The bill’s fate is uncertain. House Rules Committee members voted to send the bill to the House floor without a recommendation – the same action they took with Saslaw’s bill. It appears as though the Republican-dominated House may pass some version of the bill but that the Democratically-controlled Senate will not.

And in any case, the bill is already raising concerns among local government officials, who don’t want the burden of raising taxes thrust onto them.

“That won’t work,” said Prince William Board of County Supervisors Chairman Corey Stewart, referring to the part of the bill that would allow localities, including Prince William, to raise the grantor’s tax and the hotel tax. “Prince William County is already taxing local residents to do the state’s job and we’ve been doing it for years.”

Stewart said 5 cents on every tax dollar in Prince William already goes to fund transportation projects that should be paid for by the state.

“There is no sentiment on the board whatsoever to increase taxes any more on local residents,” he said.

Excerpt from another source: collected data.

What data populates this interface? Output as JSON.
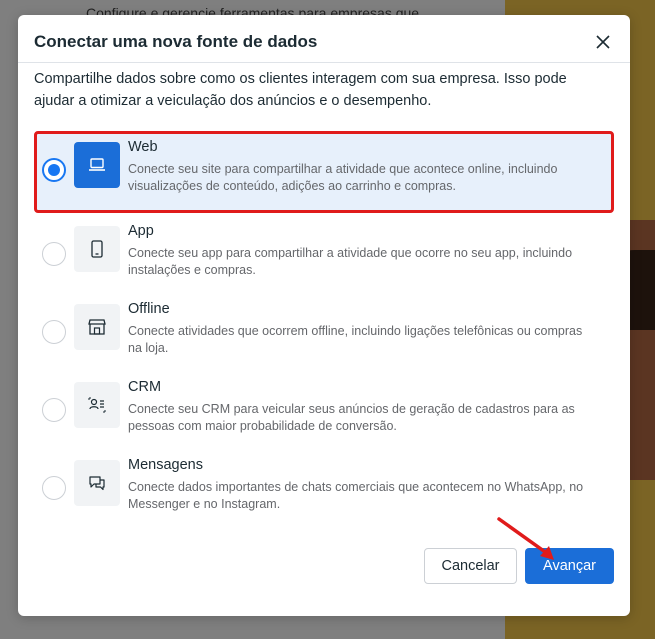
{
  "background": {
    "top_text": "Configure e gerencie ferramentas para empresas que"
  },
  "dialog": {
    "title": "Conectar uma nova fonte de dados",
    "close_icon": "close-icon",
    "description": "Compartilhe dados sobre como os clientes interagem com sua empresa. Isso pode ajudar a otimizar a veiculação dos anúncios e o desempenho.",
    "options": [
      {
        "title": "Web",
        "description": "Conecte seu site para compartilhar a atividade que acontece online, incluindo visualizações de conteúdo, adições ao carrinho e compras.",
        "icon": "laptop-icon",
        "selected": true
      },
      {
        "title": "App",
        "description": "Conecte seu app para compartilhar a atividade que ocorre no seu app, incluindo instalações e compras.",
        "icon": "phone-icon",
        "selected": false
      },
      {
        "title": "Offline",
        "description": "Conecte atividades que ocorrem offline, incluindo ligações telefônicas ou compras na loja.",
        "icon": "store-icon",
        "selected": false
      },
      {
        "title": "CRM",
        "description": "Conecte seu CRM para veicular seus anúncios de geração de cadastros para as pessoas com maior probabilidade de conversão.",
        "icon": "crm-icon",
        "selected": false
      },
      {
        "title": "Mensagens",
        "description": "Conecte dados importantes de chats comerciais que acontecem no WhatsApp, no Messenger e no Instagram.",
        "icon": "chat-icon",
        "selected": false
      }
    ],
    "cancel_label": "Cancelar",
    "next_label": "Avançar"
  },
  "colors": {
    "primary": "#1b6ed8",
    "highlight_border": "#e01b1b",
    "selected_bg": "#e7f0fb"
  }
}
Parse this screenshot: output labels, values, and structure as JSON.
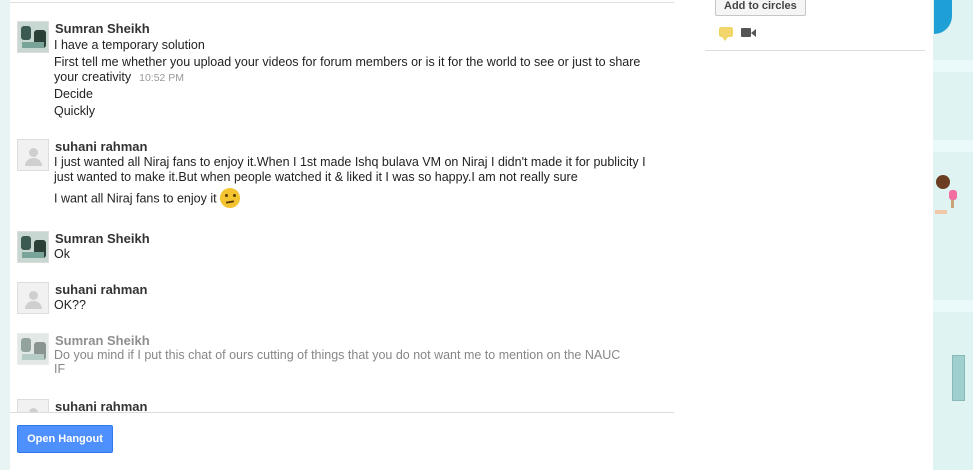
{
  "messages": [
    {
      "sender": "Sumran Sheikh",
      "avatar": "photo",
      "lines": [
        "I have a temporary solution",
        "First tell me whether you upload your videos for forum members or is it for the world to see or just to share",
        "your creativity",
        "Decide",
        "Quickly"
      ],
      "time": "10:52 PM"
    },
    {
      "sender": "suhani rahman",
      "avatar": "blank",
      "lines": [
        "I just wanted all Niraj fans to enjoy it.When I 1st made Ishq bulava VM on Niraj I didn't made it for publicity I",
        "just wanted to make it.But when people watched it & liked it I was so happy.I am not really sure",
        "I want all Niraj fans to enjoy it"
      ],
      "emoji": "confused-emoji"
    },
    {
      "sender": "Sumran Sheikh",
      "avatar": "photo",
      "lines": [
        "Ok"
      ]
    },
    {
      "sender": "suhani rahman",
      "avatar": "blank",
      "lines": [
        "OK??"
      ]
    },
    {
      "sender": "Sumran Sheikh",
      "avatar": "photo",
      "pending": true,
      "lines": [
        "Do you mind if I put this chat of ours cutting of things that you do not want me to mention on the NAUC",
        "IF"
      ]
    },
    {
      "sender": "suhani rahman",
      "avatar": "blank",
      "lines": []
    }
  ],
  "buttons": {
    "open_hangout": "Open Hangout",
    "add_to_circles": "Add to circles"
  },
  "icons": {
    "chat": "chat-bubble-icon",
    "video": "video-camera-icon"
  },
  "colors": {
    "primary_button": "#4d90fe",
    "background": "#eaf6f6"
  }
}
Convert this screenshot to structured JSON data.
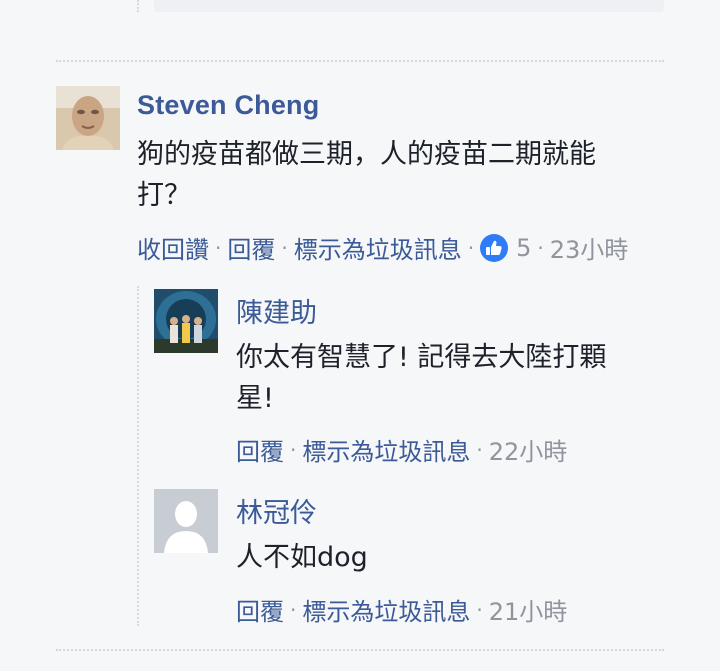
{
  "comments": {
    "main": {
      "author": "Steven Cheng",
      "text_line1": "狗的疫苗都做三期，人的疫苗二期就能",
      "text_line2": "打？",
      "actions": {
        "unlike_label": "收回讚",
        "reply_label": "回覆",
        "report_label": "標示為垃圾訊息",
        "like_count": "5",
        "time": "23小時",
        "dot": "·"
      },
      "accent_color": "#2f7cf6"
    },
    "reply1": {
      "author": "陳建助",
      "text_line1": "你太有智慧了! 記得去大陸打顆",
      "text_line2": "星!",
      "actions": {
        "reply_label": "回覆",
        "report_label": "標示為垃圾訊息",
        "time": "22小時",
        "dot": "·"
      }
    },
    "reply2": {
      "author": "林冠伶",
      "text": "人不如dog",
      "actions": {
        "reply_label": "回覆",
        "report_label": "標示為垃圾訊息",
        "time": "21小時",
        "dot": "·"
      }
    }
  },
  "colors": {
    "link": "#3b5a97",
    "text": "#1d2129",
    "meta": "#90949c",
    "background": "#f6f7f9"
  },
  "icons": {
    "like": "thumbs-up-icon",
    "default_avatar": "default-avatar-icon"
  }
}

Secretary of Transportation Pierce Homer did not speculate on whether Gov. Tim Kaine (D) would sign the House measure but said the bill’s lack of a statewide solution is a major problem.

Another sticking point in the bill is a provision that would give Hampton Roads an extra share of transportation money – up to $250 million, from the state’s General Fund. That’s money that’s currently being used for schools, Medicaid and other projects around the state and the Senate Finance Committee already soundly rejected that idea in a different bill last week.

 

Coming up

Legislators are taking the week off and will return to the Capitol on Wednesday, July 9, to consider the House and Senate plans, along with a variety of other smaller proposals. The Senate has already approved Saslaw’s plan but the House of Delegates has yet to vote on either proposal. When they reconvene on July 9, delegates will vote on both the House and Senate plans. If the House plan is approved, it will then go to the Senate for committee hearings and a vote.